Range (min … max): 82.547 ms … 94.709 ms ┊ GC (min … max): 0.00% … 5.62%
Time (median): 83.258 ms ┊ GC (median): 0.00%
Time (mean ± σ): 85.295 ms ± 3.072 ms ┊ GC (mean ± σ): 1.99% ± 2.80%

@benchmark gradient(() → sum(id.(sm*v .+ b)), params(sm,b))
BenchmarkTools.Trial: 629 samples with 1 evaluation.
Range (min … max): 5.031 ms … 13.410 ms ┊ GC (min … max): 0.00% … 48.90%
Time (median): 6.474 ms ┊ GC (median): 0.00%
Time (mean ± σ): 7.936 ms ± 2.449 ms ┊ GC (mean ± σ): 21.98% ± 21.90%

I also did it with a normal full matrix:

mm = Matrix(sm)

@benchmark gradient(() → sum(identity.(mm*v .+ b)), params(mm,b))
BenchmarkTools.Trial: 269 samples with 1 evaluation.
Range (min … max): 12.983 ms … 25.442 ms ┊ GC (min … max): 0.00% … 31.76%
Time (median): 18.970 ms ┊ GC (median): 19.15%
Time (mean ± σ): 18.618 ms ± 3.126 ms ┊ GC (mean ± σ): 18.53% ± 14.12%

@benchmark gradient(() → sum(mm*v .+ b), params(mm,b))
BenchmarkTools.Trial: 270 samples with 1 evaluation.
Range (min … max): 12.835 ms … 25.682 ms ┊ GC (min … max): 0.00% … 28.89%
Time (median): 19.019 ms ┊ GC (median): 19.10%
Time (mean ± σ): 18.560 ms ± 3.185 ms ┊ GC (mean ± σ): 18.67% ± 14.17%

@benchmark gradient(() → sum(id.(mm*v .+ b)), params(mm,b))
BenchmarkTools.Trial: 601 samples with 1 evaluation.
Range (min … max): 5.376 ms … 14.213 ms ┊ GC (min … max): 0.00% … 46.20%
Time (median): 6.843 ms ┊ GC (median): 0.00%
Time (mean ± σ): 8.299 ms ± 2.484 ms ┊ GC (mean ± σ): 21.02% ± 21.12%

It is not as bad as in the case of sm, but still using id is 2~3 times faster

using @btime yields a slightly different(shorter in my case) result than using @benchmark,
but does not change the fact that using id considerably speeds up the result

@btime gradient(() → sum(id.(mm*v .+ b)), params(mm,b))
5.265 ms (71 allocations: 15.32 MiB)

@btime gradient(() → sum(identity.(mm*v .+ b)), params(mm,b))
12.886 ms (68 allocations: 30.55 MiB)

@btime gradient(() → sum(mm*v .+ b), params(mm,b))
12.989 ms (67 allocations: 30.55 MiB)

I even tried sqrt instead of σ and id. It takes about the same time as the other two.

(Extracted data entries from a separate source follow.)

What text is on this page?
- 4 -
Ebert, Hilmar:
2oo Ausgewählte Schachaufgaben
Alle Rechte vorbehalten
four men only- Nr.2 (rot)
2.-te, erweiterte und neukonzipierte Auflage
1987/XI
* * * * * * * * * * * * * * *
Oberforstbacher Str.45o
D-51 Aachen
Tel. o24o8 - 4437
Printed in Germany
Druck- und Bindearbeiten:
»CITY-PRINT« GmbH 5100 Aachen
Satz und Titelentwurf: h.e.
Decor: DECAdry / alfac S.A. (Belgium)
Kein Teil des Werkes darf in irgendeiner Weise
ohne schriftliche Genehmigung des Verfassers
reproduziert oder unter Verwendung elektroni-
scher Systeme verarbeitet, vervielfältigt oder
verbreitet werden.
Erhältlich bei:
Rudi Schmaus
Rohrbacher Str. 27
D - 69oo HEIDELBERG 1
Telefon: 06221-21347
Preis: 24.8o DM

Finally, I converted all data(which are Float32 numbers) into Float64 numbers, and run the experiment
for the case of id, identity and no application. but the results are basically the same.

Is there any reason why this is the case?
It seems that “gradient” function has some interesting quirk.